C’était ma volonté, car ce fut une période très difficile à vivre et à accepter. Il y avait l’échec de l’entreprise, la fin de l’écurie et, surtout, la manière dont tout cela s’est déroulé. Je ne souhaite d’ailleurs pas m’étendre là-dessus, il faudrait y consacrer des heures. L’écurie, tout le système franco-français, ça a été une énorme déception pour moi. Il y a eu beaucoup d’hypocrisie, de jalousie, et le travail de sape des médias n’a pas toujours été clair, souvent téléguidé.

Que voulez-vous insinuer?
Que la confiance a été rompue et que, dans ce contexte, il valait mieux s’écarter de la scène. Et puis, le travail lié à la liquidation de l’écurie m’a pompé un maximum d’énergie. Maintenant, quand je parle du système franco-français, je veux dire que je n’ai jamais disposé du soutien qui pourrait exister en France, et que tant mon nom que mon image étaient devenus un problème récurrent. Pourtant, j’ai repris Ligier à un moment où, sans mon intervention, l’écurie ne finissait pas la saison.
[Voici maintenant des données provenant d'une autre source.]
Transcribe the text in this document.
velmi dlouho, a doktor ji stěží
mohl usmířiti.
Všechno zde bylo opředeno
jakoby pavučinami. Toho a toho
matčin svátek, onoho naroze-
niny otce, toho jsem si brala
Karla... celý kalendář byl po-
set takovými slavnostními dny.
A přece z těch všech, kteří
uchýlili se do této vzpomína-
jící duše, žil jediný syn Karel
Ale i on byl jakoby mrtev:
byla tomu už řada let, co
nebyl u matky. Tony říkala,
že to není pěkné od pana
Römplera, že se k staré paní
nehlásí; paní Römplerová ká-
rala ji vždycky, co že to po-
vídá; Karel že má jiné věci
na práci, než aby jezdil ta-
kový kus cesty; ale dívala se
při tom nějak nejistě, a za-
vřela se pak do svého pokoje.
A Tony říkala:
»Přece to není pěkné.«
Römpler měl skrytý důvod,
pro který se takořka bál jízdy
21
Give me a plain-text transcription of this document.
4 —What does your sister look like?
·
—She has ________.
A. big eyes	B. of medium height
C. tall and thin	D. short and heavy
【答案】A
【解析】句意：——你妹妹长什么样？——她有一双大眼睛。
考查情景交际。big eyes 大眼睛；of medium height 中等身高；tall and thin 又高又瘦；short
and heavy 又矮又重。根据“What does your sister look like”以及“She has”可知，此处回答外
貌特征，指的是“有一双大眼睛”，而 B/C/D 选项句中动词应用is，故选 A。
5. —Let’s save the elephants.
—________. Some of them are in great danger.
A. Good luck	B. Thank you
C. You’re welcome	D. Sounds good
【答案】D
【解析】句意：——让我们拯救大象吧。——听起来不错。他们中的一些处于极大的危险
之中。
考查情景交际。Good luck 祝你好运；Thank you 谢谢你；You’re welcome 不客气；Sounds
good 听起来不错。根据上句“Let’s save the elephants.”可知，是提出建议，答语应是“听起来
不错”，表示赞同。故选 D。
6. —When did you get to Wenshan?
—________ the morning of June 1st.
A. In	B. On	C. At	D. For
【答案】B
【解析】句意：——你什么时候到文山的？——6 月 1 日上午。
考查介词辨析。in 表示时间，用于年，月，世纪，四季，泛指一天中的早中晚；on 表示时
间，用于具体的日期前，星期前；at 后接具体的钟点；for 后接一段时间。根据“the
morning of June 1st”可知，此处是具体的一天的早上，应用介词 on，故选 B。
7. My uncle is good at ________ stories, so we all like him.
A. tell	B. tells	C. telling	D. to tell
En clair, vous estimez que la France vous a un peu laissé tomber?
C’est un pays qui possède une extraordinaire technologie comme celle développée par Dassault, un savoir-faire que beaucoup lui envient, des atouts multiples qui ne trouvent pas d’équivalence, pas même en Angleterre, le berceau du sport automobile. Je suis arrivé avec l’ambition de lancer un défi national en remontant une équipe compétitive sur cinq ans, mais finalement ramené à trois avec Peugeot. La mayonnaise commençait à prendre. Mais, en F1 aujourd’hui, il y a deux acteurs très importants qui agissent: les constructeurs et la presse spécialisée qui est à leur botte. La F1 est devenue un puissant outil de marketing. Et là, sur cinq années, dans ce contexte, j’ai vécu quatre ans et demi de cauchemar. Avec, pour revenir à mes propos à consonance politique, quatre contrôles fiscaux et la dissolution de l’Assemblée nationale, qui n’a rien arrangé à mon dossier.

Vous semblez très amer…
En fait, c’est tout le système qui est malsain et pernicieux. Ce qui est dingue, c’est que l’équipe a toujours été perçue comme étant capable d’être un jour championne du monde, alors que son budget était l’un des plus faibles, juste devant Minardi, et son personnel parmi les plus restreints avec seulement 200 collaborateurs.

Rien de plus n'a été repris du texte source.